The financial question is a little harder, but ultimately you will be able to do it if you want to. It may take a little more time and struggle than you expect, but you have to do a cost/benefit analysis. For me, it boiled down to these questions. Is Westminster Seminary in California worth what it will cost me? Is it a quality education? Will it help me achieve my goals _well_? I originally came here to be a pastor, so two of my questions then were, will Westminster California give me the tools to be the best pastor possible, and, if I do not go into the ministry, will it help me succeed in other goals? The answer for me was yes, and I have done well financially. Even if I didn't, it would be worth it. 

The weather is conducive to poor man's transportation. The sun is always out, and there are days when you will want it to rain; however, it will allow you to walk or to ride a bike or motorcycle. I ride a motorcycle and it only costs me 10 dollars a week. You can eat cheap. It is feasible to live in Southern California cheap. I am sure if you contact Christa, she will put you in contact with struggling seminarians. They would be happy to address your individual concerns over the phone.

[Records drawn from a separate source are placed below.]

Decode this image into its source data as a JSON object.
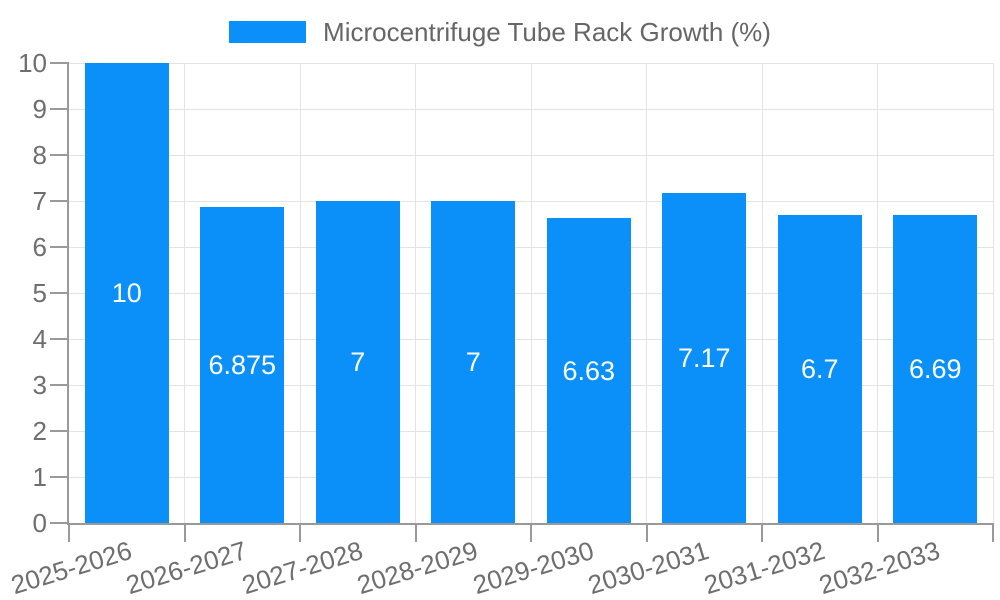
{
  "chart_data": {
    "type": "bar",
    "title": "Microcentrifuge Tube Rack Growth (%)",
    "legend": {
      "label": "Microcentrifuge Tube Rack Growth (%)",
      "position": "top-center"
    },
    "categories": [
      "2025-2026",
      "2026-2027",
      "2027-2028",
      "2028-2029",
      "2029-2030",
      "2030-2031",
      "2031-2032",
      "2032-2033"
    ],
    "values": [
      10,
      6.875,
      7,
      7,
      6.63,
      7.17,
      6.7,
      6.69
    ],
    "value_labels": [
      "10",
      "6.875",
      "7",
      "7",
      "6.63",
      "7.17",
      "6.7",
      "6.69"
    ],
    "xlabel": "",
    "ylabel": "",
    "ylim": [
      0,
      10
    ],
    "yticks": [
      0,
      1,
      2,
      3,
      4,
      5,
      6,
      7,
      8,
      9,
      10
    ],
    "grid": true,
    "x_tick_rotation_deg": -17,
    "value_label_position": "inside-center",
    "colors": {
      "bar": "#0a90f8",
      "bar_label": "#ffffff",
      "grid": "#e3e3e3",
      "axis": "#999999",
      "tick_label": "#6e6e6e",
      "legend_text": "#666666",
      "background": "#ffffff"
    }
  }
}
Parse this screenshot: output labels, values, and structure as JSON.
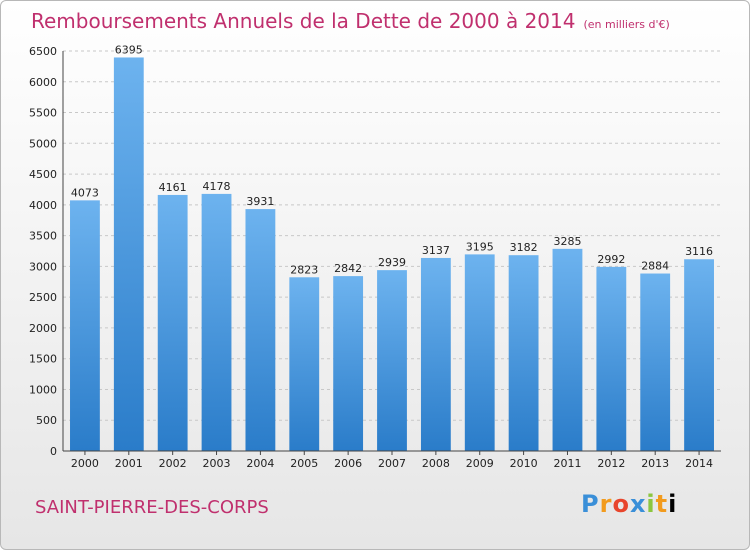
{
  "header": {
    "title": "Remboursements Annuels de la Dette de 2000 à 2014",
    "unit": "(en milliers d'€)"
  },
  "footer": {
    "city": "SAINT-PIERRE-DES-CORPS",
    "logo_letters": [
      "P",
      "r",
      "o",
      "x",
      "i",
      "t",
      "i"
    ]
  },
  "chart_data": {
    "type": "bar",
    "categories": [
      "2000",
      "2001",
      "2002",
      "2003",
      "2004",
      "2005",
      "2006",
      "2007",
      "2008",
      "2009",
      "2010",
      "2011",
      "2012",
      "2013",
      "2014"
    ],
    "values": [
      4073,
      6395,
      4161,
      4178,
      3931,
      2823,
      2842,
      2939,
      3137,
      3195,
      3182,
      3285,
      2992,
      2884,
      3116
    ],
    "ylim": [
      0,
      6500
    ],
    "yticks": [
      0,
      500,
      1000,
      1500,
      2000,
      2500,
      3000,
      3500,
      4000,
      4500,
      5000,
      5500,
      6000,
      6500
    ],
    "grid": true,
    "colors": {
      "bar_light": "#6db3ef",
      "bar_dark": "#2a7cc9",
      "grid": "#c8c8c8"
    }
  }
}
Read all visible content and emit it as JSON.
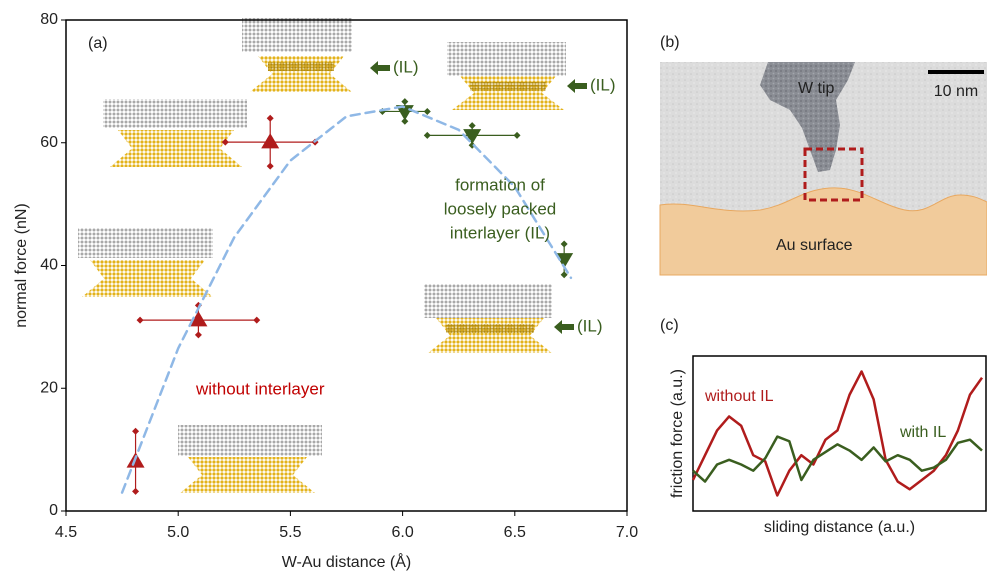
{
  "chart_data": [
    {
      "type": "scatter",
      "label": "(a)",
      "xlabel": "W-Au distance (Å)",
      "ylabel": "normal force (nN)",
      "xlim": [
        4.5,
        7.0
      ],
      "ylim": [
        0,
        80
      ],
      "xticks": [
        4.5,
        {
          "value": 5,
          "label": "5.0"
        },
        5.5,
        {
          "value": 6,
          "label": "6.0"
        },
        6.5,
        {
          "value": 7,
          "label": "7.0"
        }
      ],
      "yticks": [
        0,
        20,
        40,
        60,
        80
      ],
      "series": [
        {
          "color": "#b01c1c",
          "marker": "triangle-up",
          "x": [
            4.81,
            5.09,
            5.41
          ],
          "values": [
            8.1,
            31.1,
            60.1
          ],
          "xerr": [
            0,
            0.26,
            0.2
          ],
          "yerr": [
            4.9,
            2.4,
            3.9
          ]
        },
        {
          "color": "#3a5e1f",
          "marker": "triangle-down",
          "x": [
            6.01,
            6.31,
            6.72
          ],
          "values": [
            65.1,
            61.2,
            41.0
          ],
          "xerr": [
            0.1,
            0.2,
            0
          ],
          "yerr": [
            1.6,
            1.6,
            2.5
          ]
        },
        {
          "type": "line",
          "color": "#8fb8e6",
          "dashed": true,
          "x": [
            4.75,
            5.0,
            5.25,
            5.5,
            5.75,
            6.0,
            6.25,
            6.5,
            6.75
          ],
          "values": [
            3,
            26.5,
            44.6,
            57.1,
            64.3,
            65.9,
            62.1,
            52.8,
            38
          ]
        }
      ],
      "annotations": [
        {
          "lines": [
            "without interlayer"
          ],
          "color": "#c00000"
        },
        {
          "lines": [
            "formation of",
            "loosely packed",
            "interlayer (IL)"
          ],
          "color": "#3a5e1f"
        },
        {
          "lines": [
            "(IL)"
          ],
          "color": "#3a5e1f"
        },
        {
          "lines": [
            "(IL)"
          ],
          "color": "#3a5e1f"
        },
        {
          "lines": [
            "(IL)"
          ],
          "color": "#3a5e1f"
        }
      ]
    },
    {
      "type": "line",
      "label": "(c)",
      "xlabel": "sliding distance (a.u.)",
      "ylabel": "friction force (a.u.)",
      "ylim": [
        0,
        10
      ],
      "series": [
        {
          "name": "without IL",
          "color": "#b01c1c",
          "values": [
            2.0,
            3.6,
            5.2,
            6.1,
            5.5,
            3.6,
            3.2,
            1.0,
            2.6,
            3.6,
            3.0,
            4.6,
            5.2,
            7.5,
            9.0,
            7.2,
            3.3,
            1.9,
            1.4,
            2.0,
            2.6,
            3.6,
            5.2,
            7.5,
            8.6
          ]
        },
        {
          "name": "with IL",
          "color": "#3a5e1f",
          "values": [
            2.6,
            1.9,
            3.0,
            3.3,
            3.0,
            2.6,
            3.4,
            4.8,
            4.5,
            2.0,
            3.3,
            3.8,
            4.3,
            3.9,
            3.3,
            4.1,
            3.2,
            3.6,
            3.3,
            2.6,
            2.8,
            3.3,
            4.4,
            4.6,
            3.9
          ]
        }
      ]
    }
  ],
  "image": {
    "label": "(b)",
    "tip": "W tip",
    "scale": "10 nm",
    "surface": "Au surface"
  }
}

The most important thing that you need to know is that Westminster California fosters an atmosphere where you will grow intellectually and, as a consequence, spiritually. The church needs men like that!

All my best,
Joshua

P.S. You should also check out this website: Westminster Seminary California admissions


----------



## tricialynnb (Oct 8, 2008)

WSCAL is an amazing community! Love it! I am one of 6 or so girls on campus and I thoroughly enjoy the atmosphere and the community. The professors are some of the most loving, pastoral people I have ever encountered. On another note, the classes are very demanding and both intellectually and spiritually rewarding. 

I rent an apt. with two other girls at sem. and we always carpool. Most people rent rooms, granny flats, or apartments in the area. Southern California may seem expensive, but we all have our tricks to keep the cost of living low.


----------